Not really understanding the logic, I do a few searches through the available literature (i.e. Google) and see references to prime numbers in relation to hash functions. I try a few prime numbers for the bucket sizes, and it looks like all of the distribution issues magically go away. So I resolve the bug as “somebody else’s fault”, indicating that the client needs to use a prime number for the number of buckets.

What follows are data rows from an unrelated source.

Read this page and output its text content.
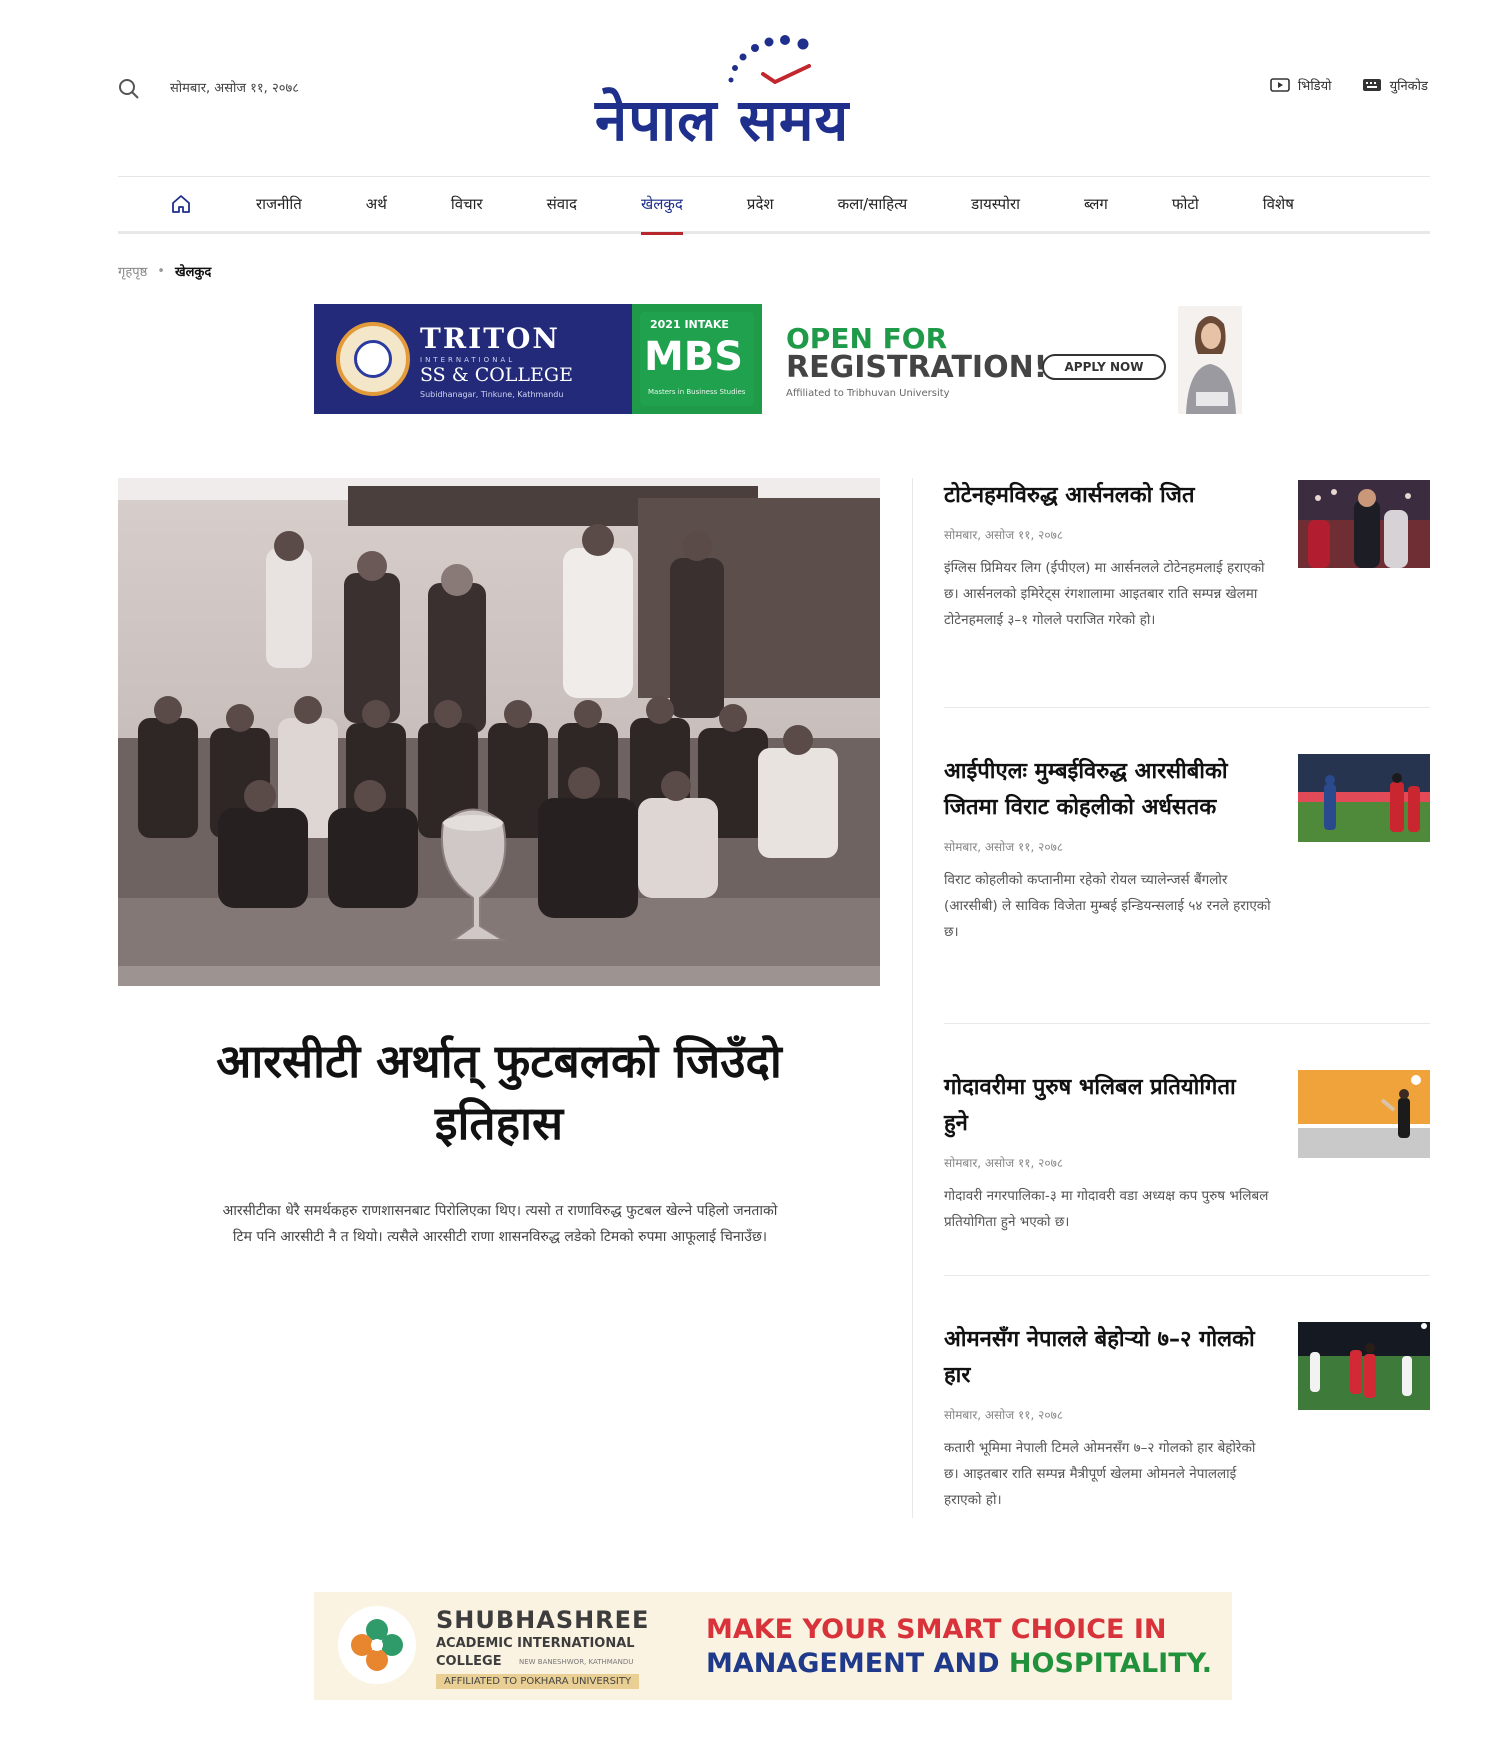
सोमबार, असोज ११, २०७८	नेपाल समय	भिडियो	युनिकोड
राजनीति	अर्थ	विचार	संवाद	खेलकुद	प्रदेश	कला/साहित्य	डायस्पोरा	ब्लग	फोटो	विशेष
गृहपृष्ठ • खेलकुद
TRITON
INTERNATIONAL
SS & COLLEGE
Subidhanagar, Tinkune, Kathmandu
2021 INTAKE
MBS
Masters in Business Studies
OPEN FOR
REGISTRATION!
Affiliated to Tribhuvan University
APPLY NOW
आरसीटी अर्थात् फुटबलको जिउँदो
इतिहास
आरसीटीका धेरै समर्थकहरु राणशासनबाट पिरोलिएका थिए। त्यसो त राणाविरुद्ध फुटबल खेल्ने पहिलो जनताको
टिम पनि आरसीटी नै त थियो। त्यसैले आरसीटी राणा शासनविरुद्ध लडेको टिमको रुपमा आफूलाई चिनाउँछ।
टोटेनहमविरुद्ध आर्सनलको जित
सोमबार, असोज ११, २०७८
इंग्लिस प्रिमियर लिग (ईपीएल) मा आर्सनलले टोटेनहमलाई हराएको छ। आर्सनलको इमिरेट्स रंगशालामा आइतबार राति सम्पन्न खेलमा टोटेनहमलाई ३–१ गोलले पराजित गरेको हो।
आईपीएलः मुम्बईविरुद्ध आरसीबीको जितमा विराट कोहलीको अर्धसतक
सोमबार, असोज ११, २०७८
विराट कोहलीको कप्तानीमा रहेको रोयल च्यालेन्जर्स बैंगलोर (आरसीबी) ले साविक विजेता मुम्बई इन्डियन्सलाई ५४ रनले हराएको छ।
गोदावरीमा पुरुष भलिबल प्रतियोगिता हुने
सोमबार, असोज ११, २०७८
गोदावरी नगरपालिका-३ मा गोदावरी वडा अध्यक्ष कप पुरुष भलिबल प्रतियोगिता हुने भएको छ।
ओमनसँग नेपालले बेहोर्‍यो ७–२ गोलको हार
सोमबार, असोज ११, २०७८
कतारी भूमिमा नेपाली टिमले ओमनसँग ७–२ गोलको हार बेहोरेको छ। आइतबार राति सम्पन्न मैत्रीपूर्ण खेलमा ओमनले नेपाललाई हराएको हो।
SHUBHASHREE
ACADEMIC INTERNATIONAL
COLLEGE NEW BANESHWOR, KATHMANDU
AFFILIATED TO POKHARA UNIVERSITY
MAKE YOUR SMART CHOICE IN
MANAGEMENT AND HOSPITALITY.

This is inconvenient for the client, but it solves the problem, so it gets written into the documentation for my hash table. The prime-number-of-buckets idiom continues to propagate. (Oh my!)
The Right Way: Steal
While prime numbers smooth over a number of flaws, they really don’t solve the problem. The problem is that poorly developed hash functions aren’t well distributed. Using a prime number of buckets eliminates one class of issues (which seems to be the most common class), making the performance acceptable in more cases, but other issues remain. In addition, requiring a prime number of buckets causes some inconvenience — the client now needs a table of prime numbers, hash computations require a division operation, hash table resizing becomes more complex, etc.
It turns out that with some careful design, it is possible to create hash functions that do not contain these periodic flaws. These high-quality hash functions are very good at producing even distributions over nearly any number of buckets given nearly any input. The result is that there need be no hash-function-induced constraint on the number of buckets.
Since careful design of hash functions is not something most developers (myself included) know how to do, the best advice I have is this: steal. The best code is the code you don’t have to write yourself. There are many good hash algorithms out there that have undergone extensive analysis and have excellent distributions for nearly all kinds of input. Some are even extremely simple. All of them will almost certainly knock the socks off of anything you can develop on your own in terms of even distributions. Most of them will run more quickly than your home-grown solution. And they’re free.
Here is a very simple hash function (Jenkins One-At-A-Time) that is better in almost every way than anything I saw in college (assume ub4 is a typedef for a 4-byte unsigned integer):
ub4 one_at_a_time(char *key, ub4 len, ub4 hash = 0)
for (i=0; i<len; ++i)
hash += key[i];
hash += (hash << 10);
hash ^= (hash >> 6);
hash += (hash << 3);
hash ^= (hash >> 11);
hash += (hash << 15);
You can easily use this for any size of hash table by dividing and taking the remainder. Even better, use it with power-of-two hash tables by masking off the top bits of the hash. You can hash multiple parts of a structure by calling the function repeatedly and chaining the result each time.